Ia kemudian melanjutkan studi Magister Linguistik di Universitas Padjadjaran
dan menyelesaikannya pada 2018. Setelah lulus, Gema kemudian mengawali karier
sebagai dosen di sejumlah perguruan tinggi swasta di Bandung. Pada 2023, ia
memutuskan pulang ke Sumatra Barat untuk mengabdi sebagai dosen honorer di PNP.
Ketekunannya berbuah manis ketika ia lulus seleksi ASN dan resmi diangkat
menjadi dosen tetap setahun kemudian di Politeknik Negeri Padang.
Gema
memiliki ketertarikan yang mendalam pada bidang linguistik dan riset ilmiah. Hal
ini yang mendasarinya untuk menempuh profesi sebagai dosen. Menurutnya, profesi
ini membuka peluang baginya untuk belajar pengetahuan baru sekaligus berbagi
ilmu kepada generasi muda. Mengajar dan meneliti juga menjadi tempat
berekspresi.
“Saya
suka meneliti, suka membuat riset dan artikel ilmiah. Selain itu, saya juga
senang mengajar dan berbagi. Pekerjaan yang bisa mengakomodasi semuanya ya
menjadi dosen,” ujarnya.
Kepercayaan
untuk memimpin program studi menjadi kejutan besar dalam perjalanan kariernya.
Gema resmi dilantik sebagai Ketua Program Studi D4 Bahasa Inggris untuk
Komunikasi Bisnis dan Profesional PNP pada 15 Maret 2026. Sebagai salah satu dosen
yang relatif muda secara karier, ia mengaku sempat terkejut sekaligus bangga
atas mandat tersebut
“Perasaannya
tentu bangga, kaget juga. Tapi saya bersyukur karena telah dipercaya.

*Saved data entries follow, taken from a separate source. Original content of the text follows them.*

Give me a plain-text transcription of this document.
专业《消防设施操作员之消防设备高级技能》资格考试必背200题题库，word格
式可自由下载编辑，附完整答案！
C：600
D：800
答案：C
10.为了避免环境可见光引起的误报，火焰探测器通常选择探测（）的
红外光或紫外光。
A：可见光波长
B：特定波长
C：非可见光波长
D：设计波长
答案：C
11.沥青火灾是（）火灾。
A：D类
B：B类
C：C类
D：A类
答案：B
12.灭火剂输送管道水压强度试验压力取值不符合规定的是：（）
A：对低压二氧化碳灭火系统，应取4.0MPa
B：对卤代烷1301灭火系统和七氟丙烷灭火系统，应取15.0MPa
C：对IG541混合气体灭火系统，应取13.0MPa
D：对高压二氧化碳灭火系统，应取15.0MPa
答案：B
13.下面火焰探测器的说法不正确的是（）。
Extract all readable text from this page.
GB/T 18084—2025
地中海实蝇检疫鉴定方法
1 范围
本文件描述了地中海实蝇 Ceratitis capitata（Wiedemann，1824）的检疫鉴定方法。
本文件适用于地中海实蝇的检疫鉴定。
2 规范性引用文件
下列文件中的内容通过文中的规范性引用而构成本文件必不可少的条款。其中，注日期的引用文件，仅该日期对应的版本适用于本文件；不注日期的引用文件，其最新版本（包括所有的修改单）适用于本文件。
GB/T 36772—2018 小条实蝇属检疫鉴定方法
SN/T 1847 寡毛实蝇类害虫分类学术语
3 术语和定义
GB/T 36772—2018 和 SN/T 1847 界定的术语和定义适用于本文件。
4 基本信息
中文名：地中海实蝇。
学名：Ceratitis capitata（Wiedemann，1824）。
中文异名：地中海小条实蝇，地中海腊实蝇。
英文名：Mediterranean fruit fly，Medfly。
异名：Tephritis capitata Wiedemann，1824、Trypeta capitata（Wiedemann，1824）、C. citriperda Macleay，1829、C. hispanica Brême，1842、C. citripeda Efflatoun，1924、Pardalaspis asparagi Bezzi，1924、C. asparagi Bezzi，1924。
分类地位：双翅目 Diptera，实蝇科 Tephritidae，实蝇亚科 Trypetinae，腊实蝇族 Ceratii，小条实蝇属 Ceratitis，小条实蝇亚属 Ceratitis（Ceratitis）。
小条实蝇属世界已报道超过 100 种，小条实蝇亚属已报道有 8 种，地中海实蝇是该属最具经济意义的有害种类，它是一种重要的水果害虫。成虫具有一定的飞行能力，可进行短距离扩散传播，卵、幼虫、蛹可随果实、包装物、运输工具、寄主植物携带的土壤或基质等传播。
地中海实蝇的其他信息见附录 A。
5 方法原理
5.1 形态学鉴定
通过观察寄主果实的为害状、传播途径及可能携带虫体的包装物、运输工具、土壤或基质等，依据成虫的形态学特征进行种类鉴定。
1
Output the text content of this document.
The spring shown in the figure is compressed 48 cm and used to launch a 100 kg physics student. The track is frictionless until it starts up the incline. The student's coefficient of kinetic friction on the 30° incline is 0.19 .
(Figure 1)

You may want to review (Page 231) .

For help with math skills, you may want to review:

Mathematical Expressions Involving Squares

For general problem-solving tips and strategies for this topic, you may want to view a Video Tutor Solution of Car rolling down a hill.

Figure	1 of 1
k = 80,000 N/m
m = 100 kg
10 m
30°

Ini menjadi nilai plus bagi saya dan tentu saya senang dengan kepercayaan yang
diberikan,” ungkapnya.
Posisi
sebagai ketua program studi membawa tanggung jawab yang lebih luas dibandingkan
tugasnya sebagai dosen. Selain memastikan proses perkuliahan mahasiswa berjalan
dengan baik, ia juga mulai terlibat dalam berbagai urusan akademik dan
pengelolaan program studi yang sebelumnya belum pernah ia tangani secara
langsung.
Ia
memegang visi besar untuk membentuk identitas prodi D4 Bahasa Inggris PNP agar
memiliki nilai jual yang jauh lebih kuat dibanding program studi kebahasaan
umum. Melalui penyusunan kurikulum baru, ia menargetkan mahasiswa tidak sekadar
mahir berbahasa Inggris, tetapi juga mumpuni praktik komunikasi bisnis. Fokus
spesifik inilah yang dinilainya akan menjadi pembeda utama di pasar kerja
industri vokasi. Gema memandang segala hambatan yang terjadi sebagai proses
belajar yang wajib dilalui demi hasil yang lebih baik.
Meski
menjabat sebagai Ketua Program Studi, Gema dikenal sangat lekat dengan
kehidupan mahasiswa di luar kelas. Ia mengadopsi budaya akademik yang
dialaminya semasa kuliah, yakni mengedepankan prinsip hubungan yang egaliter.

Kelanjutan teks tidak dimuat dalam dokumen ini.